Kirchengebäude


Die heutige Bausubstanz der Kirche weist keine Spuren der Romanik mehr auf. Von Vorgängerbauten des 11. bis 15. Jahrhunderts fehlen bis auf wenige Annahmen und Mauerzüge im unteren Bereich des Turms bisher verlässliche Hinweise.

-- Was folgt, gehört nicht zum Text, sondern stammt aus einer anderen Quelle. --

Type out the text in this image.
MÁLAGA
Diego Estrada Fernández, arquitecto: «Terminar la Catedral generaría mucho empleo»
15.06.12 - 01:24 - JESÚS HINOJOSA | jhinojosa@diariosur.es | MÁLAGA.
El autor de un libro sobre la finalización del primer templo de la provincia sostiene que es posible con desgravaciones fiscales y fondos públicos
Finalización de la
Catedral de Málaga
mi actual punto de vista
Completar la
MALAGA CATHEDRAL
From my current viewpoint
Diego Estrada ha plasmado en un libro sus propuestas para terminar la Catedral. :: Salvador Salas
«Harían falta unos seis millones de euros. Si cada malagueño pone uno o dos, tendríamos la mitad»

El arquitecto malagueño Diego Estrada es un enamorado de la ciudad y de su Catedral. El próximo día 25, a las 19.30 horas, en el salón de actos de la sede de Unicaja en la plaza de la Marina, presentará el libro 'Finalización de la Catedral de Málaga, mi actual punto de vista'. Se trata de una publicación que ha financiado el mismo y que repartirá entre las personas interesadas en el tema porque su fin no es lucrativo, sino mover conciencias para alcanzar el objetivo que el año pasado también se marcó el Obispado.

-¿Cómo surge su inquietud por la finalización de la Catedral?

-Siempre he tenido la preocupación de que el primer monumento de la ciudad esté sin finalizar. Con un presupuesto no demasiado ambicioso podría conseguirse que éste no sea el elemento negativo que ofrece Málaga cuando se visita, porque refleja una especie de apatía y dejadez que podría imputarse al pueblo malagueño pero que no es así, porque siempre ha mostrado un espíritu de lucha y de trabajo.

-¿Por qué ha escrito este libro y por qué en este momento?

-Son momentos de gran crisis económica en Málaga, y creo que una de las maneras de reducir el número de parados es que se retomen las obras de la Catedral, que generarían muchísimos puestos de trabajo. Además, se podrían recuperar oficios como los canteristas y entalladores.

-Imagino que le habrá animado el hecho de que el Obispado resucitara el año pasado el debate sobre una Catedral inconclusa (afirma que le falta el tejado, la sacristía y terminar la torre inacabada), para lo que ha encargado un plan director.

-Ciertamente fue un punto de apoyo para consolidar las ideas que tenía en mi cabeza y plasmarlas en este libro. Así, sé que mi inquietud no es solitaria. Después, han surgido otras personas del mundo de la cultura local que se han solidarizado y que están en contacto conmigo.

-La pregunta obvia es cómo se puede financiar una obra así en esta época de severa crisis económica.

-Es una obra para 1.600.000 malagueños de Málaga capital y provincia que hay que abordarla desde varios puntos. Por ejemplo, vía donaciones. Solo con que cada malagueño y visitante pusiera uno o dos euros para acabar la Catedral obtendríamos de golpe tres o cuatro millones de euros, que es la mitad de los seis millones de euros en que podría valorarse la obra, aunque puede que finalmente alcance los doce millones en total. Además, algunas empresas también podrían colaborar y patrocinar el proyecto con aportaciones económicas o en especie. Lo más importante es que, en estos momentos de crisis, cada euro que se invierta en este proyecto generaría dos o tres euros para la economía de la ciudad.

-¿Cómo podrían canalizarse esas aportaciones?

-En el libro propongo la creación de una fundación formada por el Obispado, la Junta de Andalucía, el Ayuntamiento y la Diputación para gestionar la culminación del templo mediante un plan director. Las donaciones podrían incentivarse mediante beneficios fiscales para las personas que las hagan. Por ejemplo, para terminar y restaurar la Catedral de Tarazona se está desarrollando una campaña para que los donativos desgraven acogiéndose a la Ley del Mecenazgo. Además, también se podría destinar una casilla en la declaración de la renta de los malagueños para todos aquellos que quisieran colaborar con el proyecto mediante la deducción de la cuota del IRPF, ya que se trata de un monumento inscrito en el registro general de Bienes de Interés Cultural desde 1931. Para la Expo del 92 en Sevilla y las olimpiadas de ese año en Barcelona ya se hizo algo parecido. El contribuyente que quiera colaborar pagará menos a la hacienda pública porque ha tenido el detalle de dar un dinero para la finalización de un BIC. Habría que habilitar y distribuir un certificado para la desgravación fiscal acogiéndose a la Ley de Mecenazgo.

Das gegenwärtige Gebäude ist vom Stil der Gotik geprägt. Vor allem der Chor, dessen Maßwerkfenster des späten 15. Jahrhunderts heute künstlerisch gestaltete Gläser des renommierten Stuttgarter Künstlers Prof. Rudolf Yelin beherbergen, ist ein deutliches Zeugnis der Gotik und wurde Mitte des 15. Jahrhunderts errichtet. Die Glasfenster wurden in den 1950er Jahren eingesetzt.

 

 



Kirchenschiff

Das eher schlicht gestaltete Kirchenschiff stammt aus späterer Zeit. Es erhielt seine heutige Gestalt im Zuge mehrerer Baumaßnahmen des 17. und 18. Jahrhunderts. An der südlichen Wand wurde zum Gedenken an die Gefallenen und Vermissten eine Holztafel angebracht. Insgesamt hat sich jedoch über die Jahrhunderte der spätmittelalterliche Charakter der Kirche bewahrt.

Chorraum

Der untere Teil des Turmes bildet mit dem um 1500 an der Ostseite in gotischem Stil angebauten dreiseitigen Chors den Altarraum. Dieser Teil stellt den ältesten Teil der heutigen Kirche dar. Das Kreuzrippengewölbe wird durch drei Schlusssteine zusammengefügt, die:
1. Maria mit dem Kind in einem Strahlenkranz auf der Mondsichel;
2. ein geflügelter Löwe mit dem Spruchband „Markus“;
3. Jesus Christus darstellen.

 

Der mittlere Schlussstein zeigt einen geflügelten Löwen. In der christlichen Ikonografie werden seit dem 4. Jahrhundert die vier Evangelisten Matthäus, Markus, Lukas und Johannes, die als Autoren der vier biblischen Evangelien gelten, durch vier geflügelte Symbole dargestellt: ein Mensch versinnbildlicht Matthäus, der Löwe Markus, der Stier Lukas und der Adler Johannes. Deshalb deutet der mittlere Schlussstein auch auf den Evangelisten Markus hin, der heute dieser Kirche seinen heutigen Namen gibt.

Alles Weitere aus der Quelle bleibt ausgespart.